My personal highlight of the day is the abandoned farm Skinnalón. It lies at 66 degrees and 31′ north latitude, which is only 1′ below the Arctic Circle, just a few steps from the Arctic Sea. The area was closed off to vehicles, the footpath uneven and a strange smell drifted over to me the closer I got to the former farm. My eyes quickly became irritated and a headache set in, as if an allergic reaction was taking place.
The Arctic Henge has been under construction as a work of art since 2002 and is unfinished. Somehow the goings-on at the construction site are reminiscent of the Sagrada Familia in Barcelona, perhaps because the stone arches are irregular, but geometrically very precisely arranged.

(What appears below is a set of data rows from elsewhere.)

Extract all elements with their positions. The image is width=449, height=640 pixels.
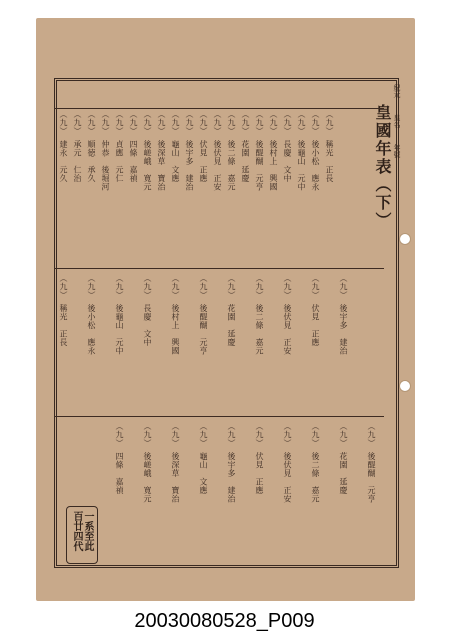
table-column: （九） 伏見 正應 [311, 274, 320, 347]
table-column: （九） 後龜山 元中 [297, 110, 306, 191]
table-column: （九） 承元 仁治 [73, 110, 82, 183]
table-column: （九） 仲恭 後堀河 [101, 110, 110, 191]
row-divider [54, 268, 384, 269]
table-column: （九） 後宇多 建治 [339, 274, 348, 355]
table-column: （九） 稱光 正長 [59, 274, 68, 347]
table-column: （九） 後伏見 正安 [283, 274, 292, 355]
table-column: （九） 後深草 寶治 [171, 422, 180, 503]
table-column: （九） 長慶 文中 [283, 110, 292, 183]
table-column: （九） 順徳 承久 [87, 110, 96, 183]
table-column: （九） 花園 延慶 [241, 110, 250, 183]
table-column: （九） 後伏見 正安 [283, 422, 292, 503]
table-column: （九） 稱光 正長 [325, 110, 334, 183]
header-label-era: 紀元 [393, 84, 401, 98]
binding-hole [399, 233, 411, 245]
table-column: （九） 四條 嘉禎 [129, 110, 138, 183]
table-column: （九） 伏見 正應 [199, 110, 208, 183]
table-column: （九） 後村上 興國 [171, 274, 180, 355]
table-column: （九） 後深草 寶治 [157, 110, 166, 191]
binding-hole [399, 380, 411, 392]
table-column: （九） 龜山 文應 [199, 422, 208, 495]
row-divider [54, 108, 384, 109]
table-column: （九） 後二條 嘉元 [255, 274, 264, 355]
table-column: （九） 後小松 應永 [87, 274, 96, 355]
table-column: （九） 後宇多 建治 [227, 422, 236, 503]
table-column: （九） 建永 元久 [59, 110, 68, 183]
table-column: （九） 後嵯峨 寛元 [143, 110, 152, 191]
lineage-note-box [66, 506, 98, 564]
table-column: （九） 後龜山 元中 [115, 274, 124, 355]
table-column: （九） 伏見 正應 [255, 422, 264, 495]
table-column: （九） 後二條 嘉元 [227, 110, 236, 191]
document-page [36, 18, 415, 601]
table-column: （九） 後醍醐 元亨 [367, 422, 376, 503]
row-divider [54, 416, 384, 417]
header-label-reign: 年號 [393, 144, 401, 158]
page-title: 皇國年表（下） [373, 104, 392, 230]
header-label-emperor: 皇名 [393, 114, 401, 128]
table-column: （九） 花園 延慶 [227, 274, 236, 347]
table-column: （九） 龜山 文應 [171, 110, 180, 183]
table-column: （九） 貞應 元仁 [115, 110, 124, 183]
table-column: （九） 後醍醐 元亨 [199, 274, 208, 355]
lineage-note-line: 一系至此 [82, 511, 93, 551]
lineage-note-line: 百廿四代 [71, 511, 82, 551]
table-column: （九） 長慶 文中 [143, 274, 152, 347]
table-column: （九） 後小松 應永 [311, 110, 320, 191]
table-column: （九） 四條 嘉禎 [115, 422, 124, 495]
table-column: （九） 後村上 興國 [269, 110, 278, 191]
table-column: （九） 花園 延慶 [339, 422, 348, 495]
table-column: （九） 後醍醐 元亨 [255, 110, 264, 191]
table-column: （九） 後二條 嘉元 [311, 422, 320, 503]
table-column: （九） 後伏見 正安 [213, 110, 222, 191]
table-column: （九） 後宇多 建治 [185, 110, 194, 191]
archive-id-caption: 20030080528_P009 [134, 610, 315, 632]
table-column: （九） 後嵯峨 寛元 [143, 422, 152, 503]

In the early evening, a fog began to settle over the place, so we went to Arctic Henge again at nightfall. For a long time I looked at the arch as a gate with a little moving person in the background. Only during post-processing did I recognise a stone.
Today was the day of forgetting. Super sunshine seduced us into relative inactivity bordering on planlessness. It was good for our exhaustion, because the last few days had been full of highlights and emotional highs. That is why we went whale watching.
We could have ended the day so calmly. In the early evening, shortly before nightfall, my friend Detlef remembered his most important waterfall: Aldeyjarfoss. He really wanted to go to Iceland for that. 50km of unpaved road lay ahead of us. When we arrived, it was not yet completely dark, the unsecured path high above the river valley was still passable.
We had hoped for moonlight to shoot the waterfall, which was a 96% full moon. But it took its time and only rose when we had left the spot.
The way back took us past the Godafoss car park. As if we hadn’t seen and photographed enough, a few sparse northern lights appeared. They were mixed with the clouds and the Big Dipper was in the middle.
Yesterday a long drive from Höfn to the hotel near Husavik. The journey started in the rain, but by midday it was gloriously sunny. First contact with the big volcanic fissure in Namafjall with intense sulphur smell and mud springs.
After a short tour around Myvatn we reached Godafoss.
We decided to photograph Godafoss again early in the day before the sun rose. Thick fog greeted us at the East car park. There were few people, and those who came after us ran as if their lives were at stake. If you had a spot, someone was happy to stand in front of it, armed with a smartphone.
Down on the riverbank I could take my shot in peace and without people. The warm sunlight first reached the rocks at the small waterfall to the right of the two big ones to the left. Through manual and software-based HDR, different exposure times were superimposed so that the river appears to be strongly moving.
Today it was the day of the waterfalls. Each one is different, each one has a different photographic appeal. The Dettifoss waterfall made a viewer feel the force of nature. We reached it after a 130km drive by car, the last 50km on a road without pavement. So one was already emotionally prepared by the tangible road conditions.
An arduous 1.4km walk took us to the east side of Sellfoss, which I immediately liked. For a creative eye, Sellfoss is a veritable treasure trove. So many waterfalls at once !
Finally, we went to Hafragilsfoss, whose viewpoint could be easily reached by car. Because the feet didn’t want to carry the weight of the equipment any more. Here the picture was of an animated autumnal green-yellow landscape in the middle of a dead stone desert. Again and again, the stony landscape raised the question: on which planet are we right now ?
The water in Iceland ultimately comes from precipitation, which either glaciers, melts or penetrates directly into the ground as rain. A late summer rain in the early evening with the typical Icelandic light coming in from some side forced me out of the car on our return trip. I only noticed the rain outside when I walked around the car with my camera. It was weak and warm.